We had 3 home visits from the Neonatal Nurse to make sure he was ok once we got home and a check up with the Doctor at 6 months and a year. But we count our blessing every day that our little boy is ok. I tried to shut what had happened out but when out little boy turned 1 I felt a lot of emotion come back and was re living what had happened and I found this very hard because everyone just assumed that you have moved on and that everything is ok because you have your child home. But what we went through in SCBU and NICU will always be with us. I found embracing the journey we had been on helped me in accepting this. NICU and SCBU can take a lot out of you and you need to ensure that you need do whatever you feel you need to do.

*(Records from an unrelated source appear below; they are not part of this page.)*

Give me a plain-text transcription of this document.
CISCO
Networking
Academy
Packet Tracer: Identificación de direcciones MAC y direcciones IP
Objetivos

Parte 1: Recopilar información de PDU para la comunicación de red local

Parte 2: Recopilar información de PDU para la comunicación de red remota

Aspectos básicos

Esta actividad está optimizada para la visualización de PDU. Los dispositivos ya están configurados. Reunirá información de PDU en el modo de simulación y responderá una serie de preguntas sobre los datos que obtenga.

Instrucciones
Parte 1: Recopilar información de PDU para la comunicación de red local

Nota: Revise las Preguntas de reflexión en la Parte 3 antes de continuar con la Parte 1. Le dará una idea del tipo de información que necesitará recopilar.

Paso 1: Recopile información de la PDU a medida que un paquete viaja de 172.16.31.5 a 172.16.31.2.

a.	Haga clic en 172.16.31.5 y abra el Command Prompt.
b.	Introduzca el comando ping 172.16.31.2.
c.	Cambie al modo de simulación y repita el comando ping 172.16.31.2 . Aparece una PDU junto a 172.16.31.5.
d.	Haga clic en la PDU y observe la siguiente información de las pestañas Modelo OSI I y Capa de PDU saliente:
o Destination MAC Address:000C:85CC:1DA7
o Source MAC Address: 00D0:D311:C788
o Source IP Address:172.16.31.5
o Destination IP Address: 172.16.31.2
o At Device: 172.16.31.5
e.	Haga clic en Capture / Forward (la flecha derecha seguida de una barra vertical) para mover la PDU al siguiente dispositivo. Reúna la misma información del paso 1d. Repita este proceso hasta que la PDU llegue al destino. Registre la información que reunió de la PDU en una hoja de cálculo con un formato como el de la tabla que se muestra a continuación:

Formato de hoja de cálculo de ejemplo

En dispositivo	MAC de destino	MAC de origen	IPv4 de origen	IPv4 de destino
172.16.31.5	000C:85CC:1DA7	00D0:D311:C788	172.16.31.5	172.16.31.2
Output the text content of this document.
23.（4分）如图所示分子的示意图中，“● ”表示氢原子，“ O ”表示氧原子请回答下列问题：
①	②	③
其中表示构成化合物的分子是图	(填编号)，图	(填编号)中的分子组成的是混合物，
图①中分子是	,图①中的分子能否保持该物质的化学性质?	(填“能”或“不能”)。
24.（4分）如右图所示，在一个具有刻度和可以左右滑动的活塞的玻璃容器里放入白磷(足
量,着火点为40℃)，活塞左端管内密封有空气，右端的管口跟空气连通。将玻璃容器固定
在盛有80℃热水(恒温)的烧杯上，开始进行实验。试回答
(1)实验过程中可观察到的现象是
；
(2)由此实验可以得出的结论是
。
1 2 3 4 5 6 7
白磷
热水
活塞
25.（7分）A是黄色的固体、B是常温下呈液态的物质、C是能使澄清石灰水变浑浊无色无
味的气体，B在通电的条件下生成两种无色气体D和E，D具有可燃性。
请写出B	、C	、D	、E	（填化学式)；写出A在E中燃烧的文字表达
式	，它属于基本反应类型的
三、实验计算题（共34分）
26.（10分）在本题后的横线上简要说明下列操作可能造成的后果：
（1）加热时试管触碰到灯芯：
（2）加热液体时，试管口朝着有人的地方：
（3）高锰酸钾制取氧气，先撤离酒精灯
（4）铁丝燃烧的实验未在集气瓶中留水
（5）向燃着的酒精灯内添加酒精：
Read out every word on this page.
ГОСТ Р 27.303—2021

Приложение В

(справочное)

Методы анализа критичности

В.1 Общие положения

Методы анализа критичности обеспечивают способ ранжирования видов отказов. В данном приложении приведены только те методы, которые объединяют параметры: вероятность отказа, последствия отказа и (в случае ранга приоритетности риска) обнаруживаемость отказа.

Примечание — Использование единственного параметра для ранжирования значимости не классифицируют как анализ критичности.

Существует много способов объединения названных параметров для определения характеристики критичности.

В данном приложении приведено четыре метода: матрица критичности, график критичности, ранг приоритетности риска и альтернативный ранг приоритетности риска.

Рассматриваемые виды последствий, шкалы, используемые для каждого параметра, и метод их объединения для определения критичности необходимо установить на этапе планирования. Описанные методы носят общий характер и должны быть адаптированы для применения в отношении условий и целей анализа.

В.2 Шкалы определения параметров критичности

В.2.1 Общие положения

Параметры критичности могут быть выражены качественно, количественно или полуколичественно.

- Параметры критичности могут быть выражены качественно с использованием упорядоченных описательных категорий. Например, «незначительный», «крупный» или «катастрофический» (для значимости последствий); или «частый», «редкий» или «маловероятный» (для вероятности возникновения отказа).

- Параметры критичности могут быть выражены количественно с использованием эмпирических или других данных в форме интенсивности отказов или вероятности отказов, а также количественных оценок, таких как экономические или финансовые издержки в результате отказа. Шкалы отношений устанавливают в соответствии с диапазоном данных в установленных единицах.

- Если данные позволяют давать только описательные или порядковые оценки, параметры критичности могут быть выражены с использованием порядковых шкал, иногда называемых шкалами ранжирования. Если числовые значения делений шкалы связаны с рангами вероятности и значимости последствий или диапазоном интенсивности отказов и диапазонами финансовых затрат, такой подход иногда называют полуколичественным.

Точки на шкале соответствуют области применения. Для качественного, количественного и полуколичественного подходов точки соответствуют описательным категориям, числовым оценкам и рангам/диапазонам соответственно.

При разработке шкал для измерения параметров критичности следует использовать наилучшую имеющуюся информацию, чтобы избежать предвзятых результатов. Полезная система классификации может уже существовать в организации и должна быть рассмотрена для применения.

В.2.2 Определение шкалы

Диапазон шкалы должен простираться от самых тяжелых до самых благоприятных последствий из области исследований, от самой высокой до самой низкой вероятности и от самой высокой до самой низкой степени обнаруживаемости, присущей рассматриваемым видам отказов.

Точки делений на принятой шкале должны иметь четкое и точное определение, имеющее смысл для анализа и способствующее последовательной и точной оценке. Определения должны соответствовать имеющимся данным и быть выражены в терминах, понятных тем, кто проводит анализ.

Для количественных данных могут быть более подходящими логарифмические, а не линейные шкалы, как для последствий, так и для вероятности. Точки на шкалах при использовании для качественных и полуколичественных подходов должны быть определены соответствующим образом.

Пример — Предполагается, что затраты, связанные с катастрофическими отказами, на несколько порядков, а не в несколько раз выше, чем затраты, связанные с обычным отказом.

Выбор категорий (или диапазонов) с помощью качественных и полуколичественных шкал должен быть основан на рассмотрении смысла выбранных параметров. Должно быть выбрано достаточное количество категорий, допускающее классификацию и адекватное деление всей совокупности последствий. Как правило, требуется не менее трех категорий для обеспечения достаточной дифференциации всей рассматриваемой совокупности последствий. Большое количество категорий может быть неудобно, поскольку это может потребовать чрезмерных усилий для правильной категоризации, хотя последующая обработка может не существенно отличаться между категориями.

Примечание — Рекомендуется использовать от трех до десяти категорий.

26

Advice to parents - This experience had taught me it’s ok to not be ok, to cry, shout, scream or be quiet. However you deal with your journey its ok. Don’t compare yourself to anyone as you are you and that is more than enough. You can do this, even when you think you can’t. You are not alone, there are lots of people who have gone through this and come out the other side who are there for you if you need them, when you need them.
This might not be the parenthood journey you envisioned, but it’s your journey.
Positives - The nurses and doctors were very helpful and found time to keep us updated.
When we found out that he was going to be in for a while they organised a space on children’s ward for us.
I have to applaud Doctor Bates and her team who always made time for us and treated us like we were individual and not just another anxious parent. There manner and words were very comforting and supportive.
Hardest things - Not being able to see him straight away was the worst thing. But then seeing him all helpless and feeling that I could not take care of him.
Being sent home from hospital with the car seat in your car with no baby, going into his nursery and him not being there.
Coming to terms with how you had envisaging having your baby and then the experience being completely different to what you had expected, and not having anyone in a similar situation to you to be able to share your thoughts, concerns and questions. I remember when we got home thinking is he doing that because he’s been in Special care or is it his natural development.
I felt very isolated as none of my friends or family had ever been to Special care or Neonatal. So it felt like me and my husband were on our own and nobody could appreciate what we were going through or event just share our experiences with.